What some chefs are doing with them right now: We've been on a bit of a ramp-age here at Cooking District's NYC HQ. We had a lovely ramp custard at Gramercy Tavern in NYC this week — with shiitake mushrooms, pickled ramps and arugula flowers. The always sensational seasonal toasts at ABC Kitchen currently include a ramp toast with ramp butter, pickled bulbs, and goat cheese, while it's newly opened Latin-tinged cousin, ABC Cocina offers up a peekytoe crab fritters with ramp remoulade. And in Brooklyn, Vinegar Hill House’s Long Island fluke dish features ramps and uni.

At TWO in Chicago ramps are transformed into a creamy risotto with Wisconsin Parmesan and housemade bacon, topped with roasted ramp bulbs and a fried duck egg.

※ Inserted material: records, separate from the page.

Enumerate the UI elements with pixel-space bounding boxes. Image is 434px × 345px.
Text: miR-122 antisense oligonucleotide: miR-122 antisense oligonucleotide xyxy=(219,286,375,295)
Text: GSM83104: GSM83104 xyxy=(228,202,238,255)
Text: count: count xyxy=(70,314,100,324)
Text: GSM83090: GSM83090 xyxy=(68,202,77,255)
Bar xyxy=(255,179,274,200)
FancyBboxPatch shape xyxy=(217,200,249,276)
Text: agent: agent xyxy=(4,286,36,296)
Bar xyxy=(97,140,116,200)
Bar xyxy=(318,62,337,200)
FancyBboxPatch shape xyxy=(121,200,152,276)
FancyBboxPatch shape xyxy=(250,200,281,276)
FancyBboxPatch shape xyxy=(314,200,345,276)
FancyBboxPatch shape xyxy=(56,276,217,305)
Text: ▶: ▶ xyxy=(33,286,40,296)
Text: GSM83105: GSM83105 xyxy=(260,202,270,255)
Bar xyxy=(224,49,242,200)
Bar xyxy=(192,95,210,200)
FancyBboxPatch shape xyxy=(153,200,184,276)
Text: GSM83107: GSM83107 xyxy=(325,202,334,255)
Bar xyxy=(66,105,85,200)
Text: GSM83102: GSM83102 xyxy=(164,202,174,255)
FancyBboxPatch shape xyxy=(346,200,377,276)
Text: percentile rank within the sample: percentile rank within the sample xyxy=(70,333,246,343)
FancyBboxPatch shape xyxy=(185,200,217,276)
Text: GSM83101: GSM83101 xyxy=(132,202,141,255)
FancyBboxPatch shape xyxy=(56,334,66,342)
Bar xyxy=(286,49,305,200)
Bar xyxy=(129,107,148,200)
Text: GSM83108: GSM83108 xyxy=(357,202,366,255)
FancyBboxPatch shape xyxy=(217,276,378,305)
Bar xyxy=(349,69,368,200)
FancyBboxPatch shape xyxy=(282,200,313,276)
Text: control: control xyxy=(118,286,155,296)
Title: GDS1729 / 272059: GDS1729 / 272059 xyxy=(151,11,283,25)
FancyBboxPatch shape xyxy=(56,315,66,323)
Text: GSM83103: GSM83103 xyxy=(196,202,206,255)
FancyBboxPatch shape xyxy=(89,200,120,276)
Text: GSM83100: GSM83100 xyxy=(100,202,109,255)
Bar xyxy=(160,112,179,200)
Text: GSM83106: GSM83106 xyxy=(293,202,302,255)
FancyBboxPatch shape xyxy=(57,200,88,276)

Elizabeth Button of Curate in Asheville North Carolina serves up her ramps Spanish style with a Romesco sauce. In Spruce Pine, N.C., Nate Allen, chef and co-owner of Knife & Fork, uses ramps in as many dishes and forms during the short season as possible — they get sauteed with morels and served over cheesy grits, made into a pesto, tempura battered and deep fried, and scattered on flatbreads.

At Foreign And Domestic in Austin, Ned Elliott had two ramp dishes on the menu Eggs & Ramps —fried eggs, morels, ramps, bacon, and toast — and a ramp risotto with pickled ramps and Parmesan. And at Sean Brock's Husk in Charleston, Caper’s Blade Oysters on the half shell are served with spicy preserved ramp “Mignonette”, loquat and grapefruit.

We are also looking forward to trying the grilled ramp tortellini recipe that chef Camille Becerra just posted on her blog.

So what say you, yea or nay on ramps? And what is your favorite way to prepare them?